R=(12volts -2.1)/(20)*1000

R=495 ohms

you will need a 495ohm resistor (look for 500ohm)
 
OP
jblaven

jblaven

Member
Joined
Mar 6, 2002
Location
Monroe, Georgia
All I could find at Radio Shack were these:

271-1116
560-Ohm
Resistors
1/2 watt 5% tolerance

What do you think?
 

Iron Hawk

Member
Joined
Jan 19, 2002
Location
Groton, CT
that may work. Just keep in mind that the more resistance the less power so your led will be a bit more dim.

560=((12-x)/20)*1000

x=0.8

so you will be puting only .8 volts through your LED. that may not be enough.

you could put 2 resistor in series (one after another) to get a total of 500

ie 250+250=500 or 100+400=500...

putting resistors in parallel is a bit more complicated however.

list me the resistors you have and i will try to help you find a good combination.
 
Last edited:
OP
jblaven

jblaven

Member
Joined
Mar 6, 2002
Location
Monroe, Georgia
You know, I could go back and do the cobo thing. They had a 510-Ohm that was sold in a pack of resistors, about $11. The cobo idea might be the best way to do it.

So for the cobo, would you just solder them in line, one behind the other?
 

Ugmore Baggage

Member
Joined
Feb 12, 2002
I hate to bring this up, but since you're using toggle switches you'll already know when the fans are on.
 
OP
jblaven

jblaven

Member
Joined
Mar 6, 2002
Location
Monroe, Georgia
"Combo" meaning, putting a few resistors in line to total 500Ohms.

Iron Hawk is right. It looks cool.:D
I will have to post a picture of what I have completed so far. I mounted the switches and LEDs into the bay. Looks good, now all I have to do is the wiring. I might tackle this tonight.
 
OP
jblaven

jblaven

Member
Joined
Mar 6, 2002
Location
Monroe, Georgia
This is what I picked up:

271-1115
Pkg. of 5
470-Ohm
Resistors
1/2 watt - 5% tolerance

271-1102
Pkg. of 5
15-Ohm
Resistors
1/2 watt - 5% tolerance

I can combine one 470-Ohm with two 15-Ohms.

470+15+15 = 500-Ohms.

I also picked up a $1.99 PCB; I can soilder the 12 resistors to this small board to keep things from getting out of hand.

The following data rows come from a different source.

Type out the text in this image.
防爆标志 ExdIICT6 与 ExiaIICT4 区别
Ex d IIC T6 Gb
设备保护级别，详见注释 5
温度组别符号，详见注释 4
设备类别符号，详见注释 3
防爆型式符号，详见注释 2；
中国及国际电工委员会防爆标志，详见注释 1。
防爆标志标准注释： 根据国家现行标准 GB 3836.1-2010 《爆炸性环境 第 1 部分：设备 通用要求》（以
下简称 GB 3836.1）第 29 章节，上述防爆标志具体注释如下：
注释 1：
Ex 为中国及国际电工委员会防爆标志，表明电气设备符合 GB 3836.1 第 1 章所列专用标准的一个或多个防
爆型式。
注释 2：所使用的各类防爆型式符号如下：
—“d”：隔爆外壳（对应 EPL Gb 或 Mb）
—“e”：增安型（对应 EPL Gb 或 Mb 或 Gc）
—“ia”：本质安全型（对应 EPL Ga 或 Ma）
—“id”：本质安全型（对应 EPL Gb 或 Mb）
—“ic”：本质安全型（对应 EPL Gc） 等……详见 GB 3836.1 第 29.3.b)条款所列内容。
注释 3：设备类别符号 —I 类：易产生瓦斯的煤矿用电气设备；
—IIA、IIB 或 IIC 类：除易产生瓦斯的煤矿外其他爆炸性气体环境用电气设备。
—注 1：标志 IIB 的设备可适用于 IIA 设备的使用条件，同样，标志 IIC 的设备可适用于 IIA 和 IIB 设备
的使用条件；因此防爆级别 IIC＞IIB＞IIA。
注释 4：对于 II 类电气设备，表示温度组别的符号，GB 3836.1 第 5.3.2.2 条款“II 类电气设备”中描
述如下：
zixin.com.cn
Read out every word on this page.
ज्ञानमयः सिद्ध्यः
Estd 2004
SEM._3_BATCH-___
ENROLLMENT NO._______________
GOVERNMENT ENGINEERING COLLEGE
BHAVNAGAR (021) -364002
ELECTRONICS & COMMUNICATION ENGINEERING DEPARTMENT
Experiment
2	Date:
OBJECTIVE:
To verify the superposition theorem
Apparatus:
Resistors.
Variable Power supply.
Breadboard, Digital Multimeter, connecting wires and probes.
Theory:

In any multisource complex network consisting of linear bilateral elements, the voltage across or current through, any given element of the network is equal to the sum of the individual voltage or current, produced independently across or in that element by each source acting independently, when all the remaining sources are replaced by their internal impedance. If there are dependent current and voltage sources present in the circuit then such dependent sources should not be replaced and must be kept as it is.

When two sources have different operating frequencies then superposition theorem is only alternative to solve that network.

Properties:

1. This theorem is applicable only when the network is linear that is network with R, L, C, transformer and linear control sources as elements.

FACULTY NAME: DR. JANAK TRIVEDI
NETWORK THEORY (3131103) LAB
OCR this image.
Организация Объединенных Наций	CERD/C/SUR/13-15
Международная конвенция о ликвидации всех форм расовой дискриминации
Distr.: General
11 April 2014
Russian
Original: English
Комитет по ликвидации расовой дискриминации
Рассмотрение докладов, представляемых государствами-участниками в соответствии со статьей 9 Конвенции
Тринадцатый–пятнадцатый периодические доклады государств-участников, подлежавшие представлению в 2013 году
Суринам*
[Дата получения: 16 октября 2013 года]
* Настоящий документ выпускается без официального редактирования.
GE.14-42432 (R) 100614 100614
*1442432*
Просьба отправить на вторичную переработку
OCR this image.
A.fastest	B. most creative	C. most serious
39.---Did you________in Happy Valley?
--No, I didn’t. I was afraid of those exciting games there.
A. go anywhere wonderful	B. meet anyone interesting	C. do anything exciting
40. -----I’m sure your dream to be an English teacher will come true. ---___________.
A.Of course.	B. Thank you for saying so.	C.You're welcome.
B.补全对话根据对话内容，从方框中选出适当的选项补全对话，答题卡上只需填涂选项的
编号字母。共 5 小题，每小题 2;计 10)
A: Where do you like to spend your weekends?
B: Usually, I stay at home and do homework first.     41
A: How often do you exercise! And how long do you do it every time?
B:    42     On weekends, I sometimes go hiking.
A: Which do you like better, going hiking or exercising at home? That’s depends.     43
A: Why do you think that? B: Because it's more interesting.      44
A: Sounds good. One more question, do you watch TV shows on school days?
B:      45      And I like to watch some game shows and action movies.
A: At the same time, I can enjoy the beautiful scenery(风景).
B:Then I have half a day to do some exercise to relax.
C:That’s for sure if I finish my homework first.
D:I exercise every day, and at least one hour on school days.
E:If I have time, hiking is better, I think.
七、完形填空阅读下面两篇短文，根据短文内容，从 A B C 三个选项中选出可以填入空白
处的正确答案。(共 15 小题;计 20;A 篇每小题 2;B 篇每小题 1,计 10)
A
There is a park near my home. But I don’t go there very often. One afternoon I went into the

I don't know about you, but I am having fun.:p

Do I really need these switches, nope! :rolleyes:

But since when did that ever stop me.
 

Iron Hawk

Member
Joined
Jan 19, 2002
Location
Groton, CT
yeah, pcb boards are great. the 470 might not bring the voltage down enough so it would be a good idea to put 1 or 2 of the 15s in.

let us know how it goes. if you too much voltage goes through the LED the led may get warm and its life will go down. the worst that could happen is that the LED will burn out. you could probably get away with putting 2.5volts or more through it, but its never a good idea to run things out of spec.
 
OP
jblaven

jblaven

Member
Joined
Mar 6, 2002
Location
Monroe, Georgia
Last night I got one complete circuit working and installed.

When I first threw the switch, NOTHING!:( Then I realized I did not plug in the power :rolleyes:

NOW it works! :D

Tonight, I will work on the other 3 circuits and take some pics. I will try and post them tonight.